After the shutdown, Delgado plans to have a person dedicated to implementing and overseeing contracts for all emergency treatments within the district.
Cal Fire Unit Forester Gregg Bratcher on the Hill reported that work has continued on several 20-acre fuelbreaks, including Dark Canyon.
The Mountain unit is also watching the status of conifers, as well as oaks, during this dry period. Several clusters of pine have been identified as dead or dying from bark beetle attacks, which are more successful during drought periods, according to Bratcher. These clusters have been marked for removal, he added.

Fire Safe Council
The Mountain Communities Fire Safe Council has continued its fuel abatement work throughout the summer, reported Chris Kramer, FSC 1st vice president. With funding from two separate grants, the FSC has helped to abate nearly 200 properties, equivalent to 111 acres. Their cost was about $250,000.

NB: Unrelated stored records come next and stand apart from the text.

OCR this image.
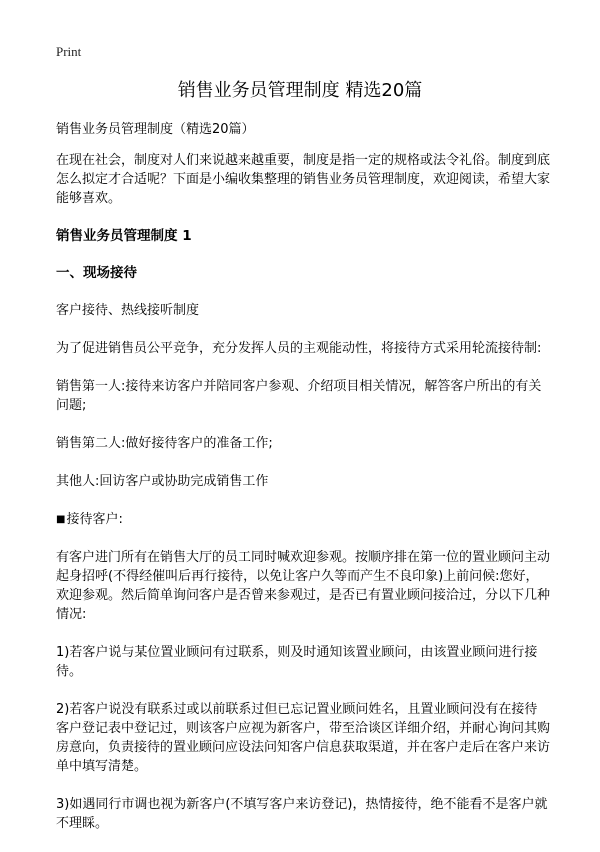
Print
销售业务员管理制度 精选20篇

销售业务员管理制度（精选20篇）

在现在社会，制度对人们来说越来越重要，制度是指一定的规格或法令礼俗。制度到底怎么拟定才合适呢？下面是小编收集整理的销售业务员管理制度，欢迎阅读，希望大家能够喜欢。

销售业务员管理制度 1

一、现场接待

客户接待、热线接听制度

为了促进销售员公平竞争，充分发挥人员的主观能动性，将接待方式采用轮流接待制:

销售第一人:接待来访客户并陪同客户参观、介绍项目相关情况，解答客户所出的有关问题;

销售第二人:做好接待客户的准备工作;

其他人:回访客户或协助完成销售工作

■接待客户:

有客户进门所有在销售大厅的员工同时喊欢迎参观。按顺序排在第一位的置业顾问主动起身招呼(不得经催叫后再行接待，以免让客户久等而产生不良印象)上前问候:您好，欢迎参观。然后简单询问客户是否曾来参观过，是否已有置业顾问接洽过，分以下几种情况:

1)若客户说与某位置业顾问有过联系，则及时通知该置业顾问，由该置业顾问进行接待。

2)若客户说没有联系过或以前联系过但已忘记置业顾问姓名，且置业顾问没有在接待客户登记表中登记过，则该客户应视为新客户，带至洽谈区详细介绍，并耐心询问其购房意向，负责接待的置业顾问应设法问知客户信息获取渠道，并在客户走后在客户来访单中填写清楚。

3)如遇同行市调也视为新客户(不填写客户来访登记)，热情接待，绝不能看不是客户就不理睬。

Importantly, Kramer told the group that the roof replacement grant work has begun on 19 properties. Another 16 have received authority to proceed.

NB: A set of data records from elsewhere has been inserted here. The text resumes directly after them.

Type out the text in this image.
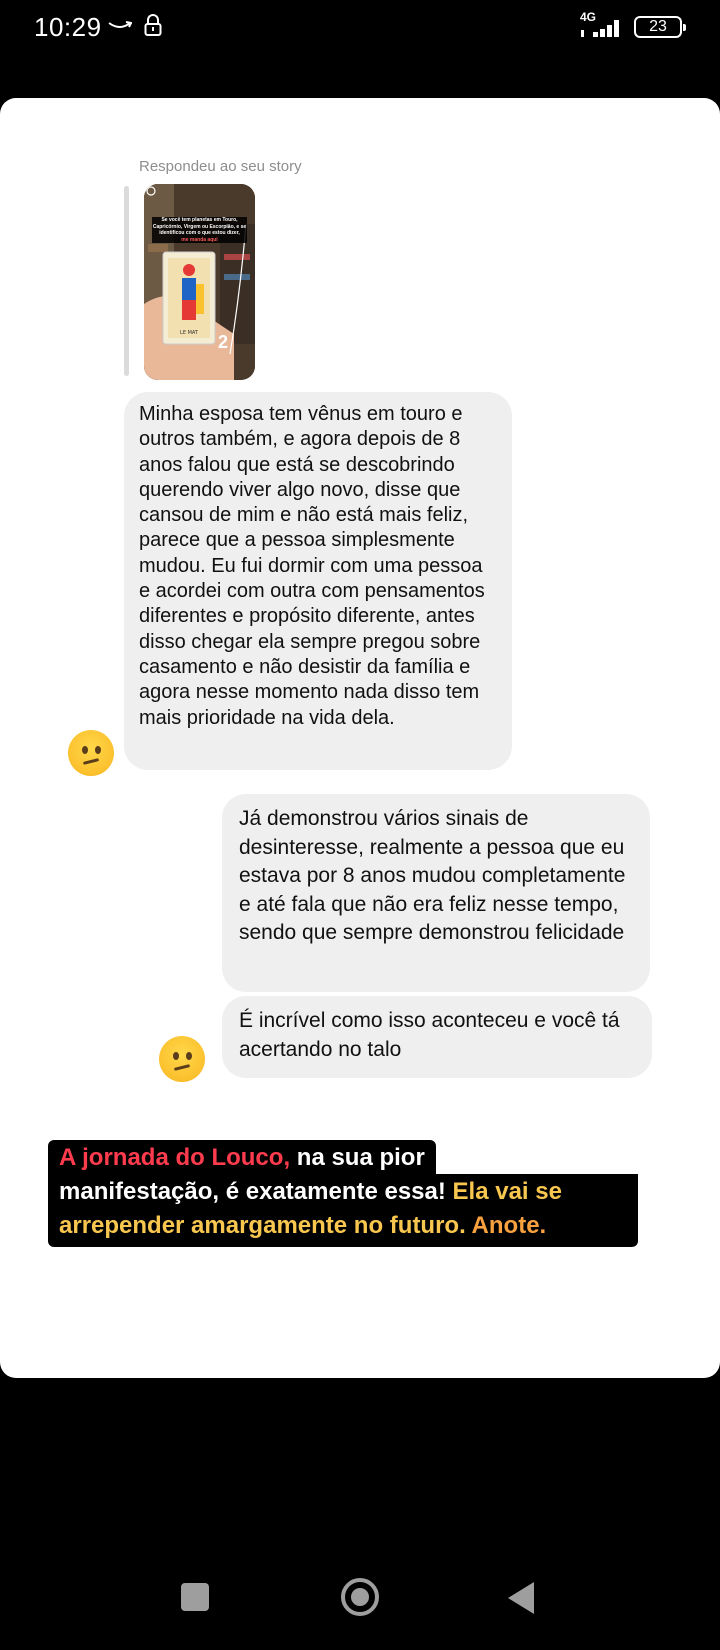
10:29	4G
23
Respondeu ao seu story
LE MAT
Se você tem planetas em Touro,
Capricórnio, Virgem ou Escorpião, e se
identificou com o que estou dizer,
me manda aqui
2
Minha esposa tem vênus em touro e outros também, e agora depois de 8 anos falou que está se descobrindo querendo viver algo novo, disse que cansou de mim e não está mais feliz, parece que a pessoa simplesmente mudou. Eu fui dormir com uma pessoa e acordei com outra com pensamentos diferentes e propósito diferente, antes disso chegar ela sempre pregou sobre casamento e não desistir da família e agora nesse momento nada disso tem mais prioridade na vida dela.
Já demonstrou vários sinais de desinteresse, realmente a pessoa que eu estava por 8 anos mudou completamente e até fala que não era feliz nesse tempo, sendo que sempre demonstrou felicidade
É incrível como isso aconteceu e você tá acertando no talo
A jornada do Louco, na sua pior
manifestação, é exatamente essa! Ela vai se
arrepender amargamente no futuro. Anote.
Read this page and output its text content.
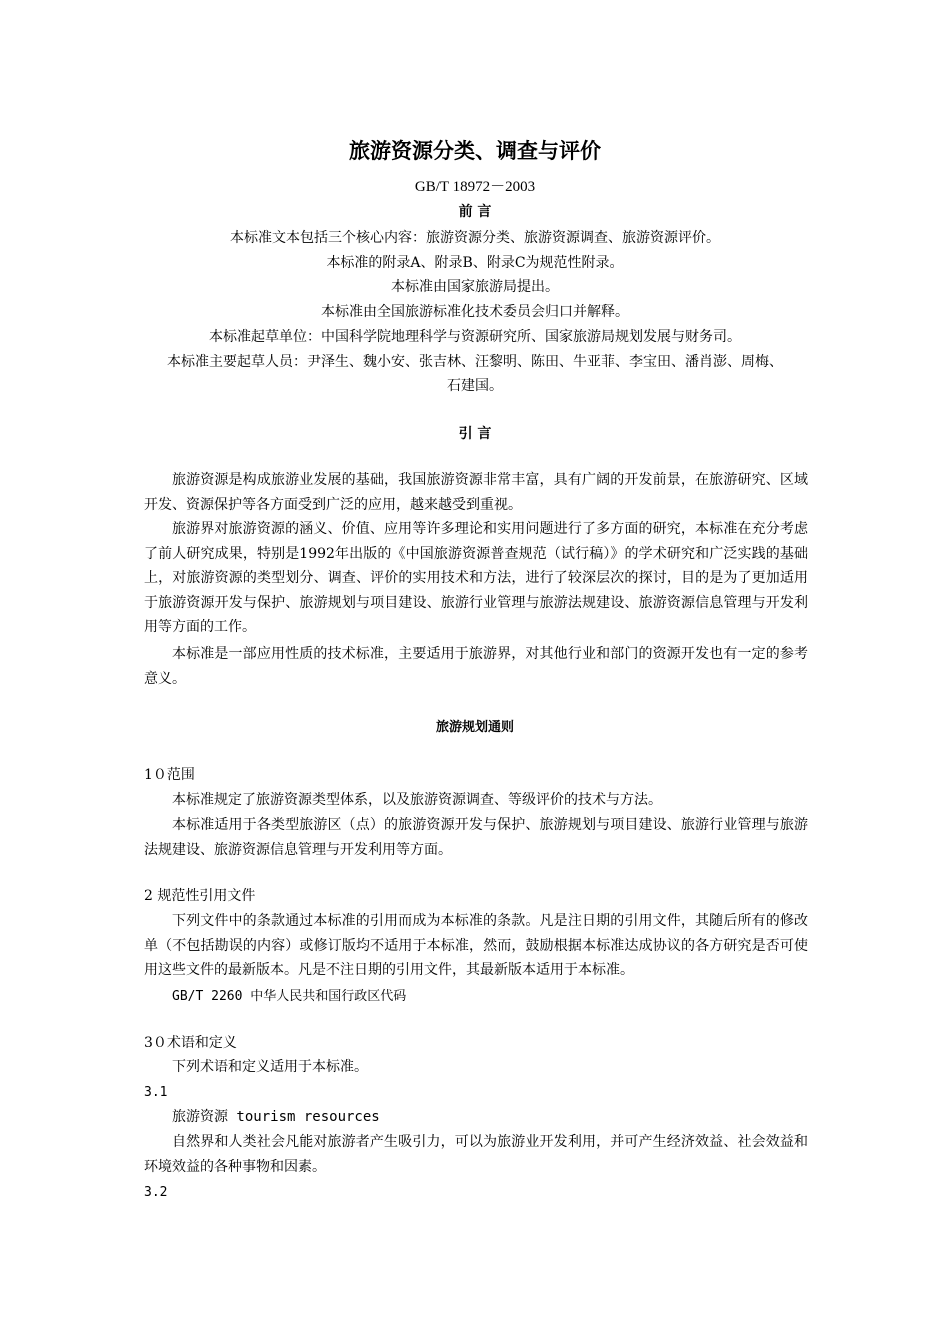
旅游资源分类、调查与评价
GB/T 18972－2003
前 言
本标准文本包括三个核心内容：旅游资源分类、旅游资源调查、旅游资源评价。
本标准的附录A、附录B、附录C为规范性附录。
本标准由国家旅游局提出。
本标准由全国旅游标准化技术委员会归口并解释。
本标准起草单位：中国科学院地理科学与资源研究所、国家旅游局规划发展与财务司。
本标准主要起草人员：尹泽生、魏小安、张吉林、汪黎明、陈田、牛亚菲、李宝田、潘肖澎、周梅、
石建国。
引 言
旅游资源是构成旅游业发展的基础，我国旅游资源非常丰富，具有广阔的开发前景，在旅游研究、区域开发、资源保护等各方面受到广泛的应用，越来越受到重视。
旅游界对旅游资源的涵义、价值、应用等许多理论和实用问题进行了多方面的研究，本标准在充分考虑了前人研究成果，特别是1992年出版的《中国旅游资源普查规范（试行稿）》的学术研究和广泛实践的基础上，对旅游资源的类型划分、调查、评价的实用技术和方法，进行了较深层次的探讨，目的是为了更加适用于旅游资源开发与保护、旅游规划与项目建设、旅游行业管理与旅游法规建设、旅游资源信息管理与开发利用等方面的工作。
本标准是一部应用性质的技术标准，主要适用于旅游界，对其他行业和部门的资源开发也有一定的参考意义。
旅游规划通则
1０范围
本标准规定了旅游资源类型体系，以及旅游资源调查、等级评价的技术与方法。
本标准适用于各类型旅游区（点）的旅游资源开发与保护、旅游规划与项目建设、旅游行业管理与旅游法规建设、旅游资源信息管理与开发利用等方面。
2 规范性引用文件
下列文件中的条款通过本标准的引用而成为本标准的条款。凡是注日期的引用文件，其随后所有的修改单（不包括勘误的内容）或修订版均不适用于本标准，然而，鼓励根据本标准达成协议的各方研究是否可使用这些文件的最新版本。凡是不注日期的引用文件，其最新版本适用于本标准。
GB/T 2260 中华人民共和国行政区代码
3０术语和定义
下列术语和定义适用于本标准。
3.1
旅游资源 tourism resources
自然界和人类社会凡能对旅游者产生吸引力，可以为旅游业开发利用，并可产生经济效益、社会效益和环境效益的各种事物和因素。
3.2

After evaluating the possibility of developing a bio-mass generation project for the Hill, Kramer said the FSC board has decided to end the project. “The biomass conversion process on the Hill is not feasible at this time,” he said.
The idea had been to use excess and scrap-wood products as fuel in a small electric generator and sell the electricity produced to Southern California Edison.
One model for the idea is the Colmac Energy plant in Mecca, Calif., just south of Indio, which produces 47 megawatts of power. Truckee County in Northern California, with much more biomass, has also put its evaluation of the generation facility on hold.
“We hit some walls with the county,” Kramer said. “There was not a lot of interest and it’s probably not economically feasible here.”
While no longer an active project, the FSC will continue to look for opportunities to revive it in the future, he said.

Mountain Disaster Preparedness
MDP President Mike Feyder and Medical Coordinator Dr. Dick Goldberg attended the meeting to request support to develop plans for camps in case a disaster prevents access or egress from the Hill. “We’re talking about the possibility of a ‘lock-down’ and the need to shelter-in-place for up to 10 days,” Feyder said. “How prepared is the community to sustain itself if isolated for a couple of weeks?” asked Goldberg.
Both Director Peter Lent of Riverside County’s Office of Emergency Services and Riverside County Fire Chief John Hawkins welcomed the offer and suggested that OES and MDP schedule a meeting to begin developing these types of plans.
“We definitely would like to work together to improve existing systems and plans,” Lent replied. “It’s an opportunity to work together.” He also reminded the group that there will be potential landing sites for helicopters to ferry supplies and physicians if this scenario occurred.